Storage I/O Control (SIOC) was initially introduced in vSphere 4.1 to provide I/O prioritization of virtual machines running on a cluster of ESXi hosts that had access to shared storage. It extended the familiar constructs of shares and limits, which existed for CPU and memory, to address storage utilization through a dynamic allocation of I/O queue slots across a cluster of ESXi servers. The purpose of SIOC is to address the ‘noisy neighbour’ problem, i.e. a low priority virtual machine impacting other higher priority virtual machines due to the nature of the application and its I/O running in that low priority VM.
vSphere 5.0 extended Storage I/O Control (SIOC) to provide cluster-wide I/O shares and limits for NFS datastores. This means that no single virtual machine should be able to create a bottleneck in any environment regardless of the type of shared storage used. SIOC automatically throttles a virtual machine which is consuming a disparate amount of I/O bandwidth when the configured latency threshold has been exceeded.

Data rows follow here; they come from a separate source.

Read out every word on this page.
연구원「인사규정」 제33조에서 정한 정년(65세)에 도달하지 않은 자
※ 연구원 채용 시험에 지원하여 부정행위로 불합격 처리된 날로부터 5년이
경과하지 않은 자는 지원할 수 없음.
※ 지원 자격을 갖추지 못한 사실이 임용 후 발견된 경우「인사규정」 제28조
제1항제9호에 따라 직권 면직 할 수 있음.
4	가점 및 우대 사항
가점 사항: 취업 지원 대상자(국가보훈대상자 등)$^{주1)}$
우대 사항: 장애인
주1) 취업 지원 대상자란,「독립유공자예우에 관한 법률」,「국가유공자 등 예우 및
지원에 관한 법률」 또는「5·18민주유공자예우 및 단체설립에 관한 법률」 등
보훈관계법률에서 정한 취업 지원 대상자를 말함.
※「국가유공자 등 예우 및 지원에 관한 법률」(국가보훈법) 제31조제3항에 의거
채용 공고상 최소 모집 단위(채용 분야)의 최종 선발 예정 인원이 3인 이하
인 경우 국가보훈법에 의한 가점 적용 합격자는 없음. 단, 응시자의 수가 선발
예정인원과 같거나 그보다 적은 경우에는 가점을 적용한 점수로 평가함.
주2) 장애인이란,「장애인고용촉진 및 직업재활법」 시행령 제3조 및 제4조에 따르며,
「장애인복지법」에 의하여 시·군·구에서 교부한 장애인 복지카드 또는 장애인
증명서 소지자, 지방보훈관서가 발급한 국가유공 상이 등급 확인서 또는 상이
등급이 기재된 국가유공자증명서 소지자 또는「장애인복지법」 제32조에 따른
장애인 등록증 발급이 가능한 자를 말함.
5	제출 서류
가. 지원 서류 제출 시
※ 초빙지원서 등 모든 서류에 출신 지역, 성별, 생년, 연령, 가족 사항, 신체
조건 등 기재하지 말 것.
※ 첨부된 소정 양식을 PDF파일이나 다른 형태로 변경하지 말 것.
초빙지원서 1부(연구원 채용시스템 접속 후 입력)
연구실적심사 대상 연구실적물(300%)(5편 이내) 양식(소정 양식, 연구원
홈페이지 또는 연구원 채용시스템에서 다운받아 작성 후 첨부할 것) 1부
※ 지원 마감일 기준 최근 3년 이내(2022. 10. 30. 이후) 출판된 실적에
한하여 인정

In the above example, the data mining virtual machine (which happens to reside on a different host) is the ‘noisy neighbour’. To allow other virtual machines receive their fair share of I/O bandwidth on the same datastore, a share based fairness mechanism has been created which now is supported on both NFS and VMFS.
The following are the new enhancements to Storage I/O Control in vSphere 5.1.
1. Stats Only Mode
SIOC is now turned on in stats only mode automatically. It doesn’t enforce throttling but gathers statistics to assist Storage DRS. Storage DRS now has statistics in advance for new datastores being added to the datastore cluster & can get up to speed on the datastores profile/capabilities much quicker than before.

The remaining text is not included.